Loss of the action potential dome is one of the proposed mechanisms for Brugada syndrome. Transient outward potassium channel, which creates action potential notch, is composed of an α-subunit encoded by KCND3 and a β-subunit encoded by KCNE3. Mutations in KCND3 and KCNE3 identified in patients with Brugada syndrome result in the increase of transient outward potassium current, possibly resulting in deep action potential notch and loss of the action potential dome.32, 37 Furthermore, KCNE5 encoding another potassium channel β-subunit is a causative gene of Brugada syndrome and mutations in KCNE5 also result in increase of transient outward potassium current and loss of the action potential dome.38 Semaphorin 3A inhibits transient outward potassium current. Mutations in SEMA3A have recently been identified in patients with Brugada syndrome and mutant semaphorin fails to inhibit transient outward potassium current, resulting in the increase of transient outward potassium current.39

ATP-sensitive potassium channel is composed of an α-subunit encoded by KCNJ8/KCNJ11 and a β-subunit encoded by ABCC9. Gain-of-function mutations in KCNJ8 and ABCC9 have been identified in patients with Brugada syndrome, but the precise mechanism is unknown.40, 41

KCNH2 encoding the rapid component of delayed rectifier potassium channel, which is an important determinant of action potential repolarization, and thus is one of the major causative genes of long QT syndrome and short QT syndrome.
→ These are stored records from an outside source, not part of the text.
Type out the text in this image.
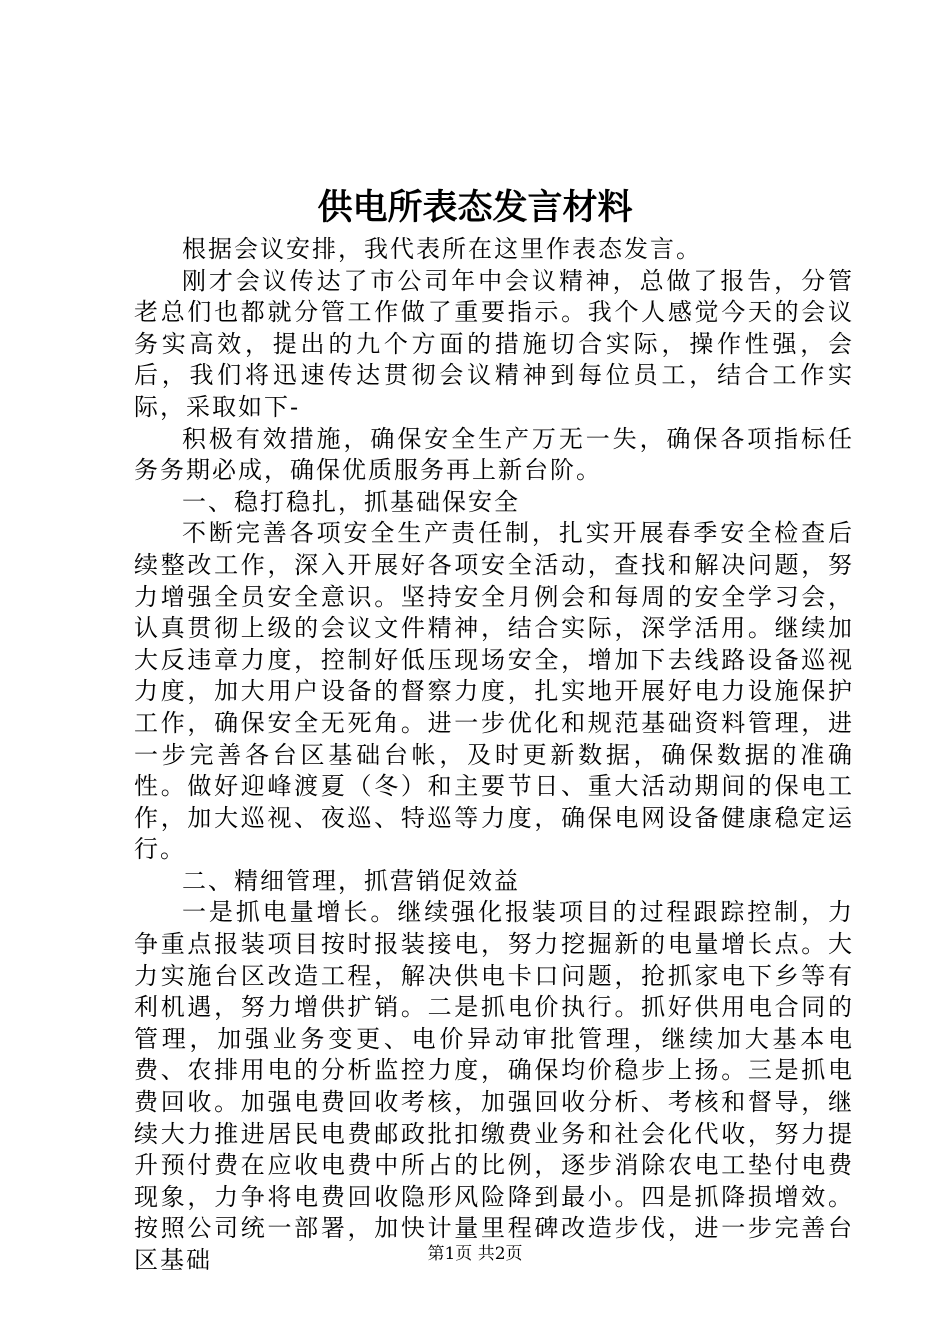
供电所表态发言材料

根据会议安排，我代表所在这里作表态发言。

刚才会议传达了市公司年中会议精神，总做了报告，分管老总们也都就分管工作做了重要指示。我个人感觉今天的会议务实高效，提出的九个方面的措施切合实际，操作性强，会后，我们将迅速传达贯彻会议精神到每位员工，结合工作实际，采取如下-

积极有效措施，确保安全生产万无一失，确保各项指标任务务期必成，确保优质服务再上新台阶。

一、稳打稳扎，抓基础保安全

不断完善各项安全生产责任制，扎实开展春季安全检查后续整改工作，深入开展好各项安全活动，查找和解决问题，努力增强全员安全意识。坚持安全月例会和每周的安全学习会，认真贯彻上级的会议文件精神，结合实际，深学活用。继续加大反违章力度，控制好低压现场安全，增加下去线路设备巡视力度，加大用户设备的督察力度，扎实地开展好电力设施保护工作，确保安全无死角。进一步优化和规范基础资料管理，进一步完善各台区基础台帐，及时更新数据，确保数据的准确性。做好迎峰渡夏（冬）和主要节日、重大活动期间的保电工作，加大巡视、夜巡、特巡等力度，确保电网设备健康稳定运行。

二、精细管理，抓营销促效益

一是抓电量增长。继续强化报装项目的过程跟踪控制，力争重点报装项目按时报装接电，努力挖掘新的电量增长点。大力实施台区改造工程，解决供电卡口问题，抢抓家电下乡等有利机遇，努力增供扩销。二是抓电价执行。抓好供用电合同的管理，加强业务变更、电价异动审批管理，继续加大基本电费、农排用电的分析监控力度，确保均价稳步上扬。三是抓电费回收。加强电费回收考核，加强回收分析、考核和督导，继续大力推进居民电费邮政批扣缴费业务和社会化代收，努力提升预付费在应收电费中所占的比例，逐步消除农电工垫付电费现象，力争将电费回收隐形风险降到最小。四是抓降损增效。按照公司统一部署，加快计量里程碑改造步伐，进一步完善台区基础	第1页 共2页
Gain-of-function mutations in KCNH2 have initially been identified in patients with Brugada syndrome and normal QT interval, and then have been identified in those with Brugada syndrome and short QT interval.33, 34 Mutant channels show increase of potassium current and change of voltage dependence in functional analysis, and produce loss of action potential dome in simulation model.

Genetic modifiers

In addition to rare variants, common variants have also been associated with Brugada syndrome. A common polymorphism in SCN5A, H558R, on a different allele to a pathogenic mutation in SCN5A has been shown to restore trafficking defect of mutant sodium channels resulting in normalized sodium current, and individuals carrying both the polymorphism and the mutation do not have Brugada phenotype in a family affected by the disease.42

A genome-wide association study is used to examine the association of many common genetic variants selected from the whole genome with a trait. Genome-wide association study typically focuses on associations of single-nucleotide polymorphisms with major traits. In the cardiovascular field, genome-wide association study has been performed for electrocardiographic indices such as PR interval and QT interval in electrocardiogram and for common diseases such as hypertension and atrial fibrillation. However, a recent genome-wide association study for Brugada syndrome has succeeded to identify two common genetic variants in SCN5A-SCN10A and HEY2 associated with the rare disease.43 SCN5A is the major causative gene and SCN10A is also one of the causative genes in Brugada syndrome as shown above. HEY2 encodes a transcriptional repressor in the cardiovascular system, and has been shown to regulate cardiac electrophysiology. However, the mechanism by which variants in HEY2 affects the disease susceptibility is unclear.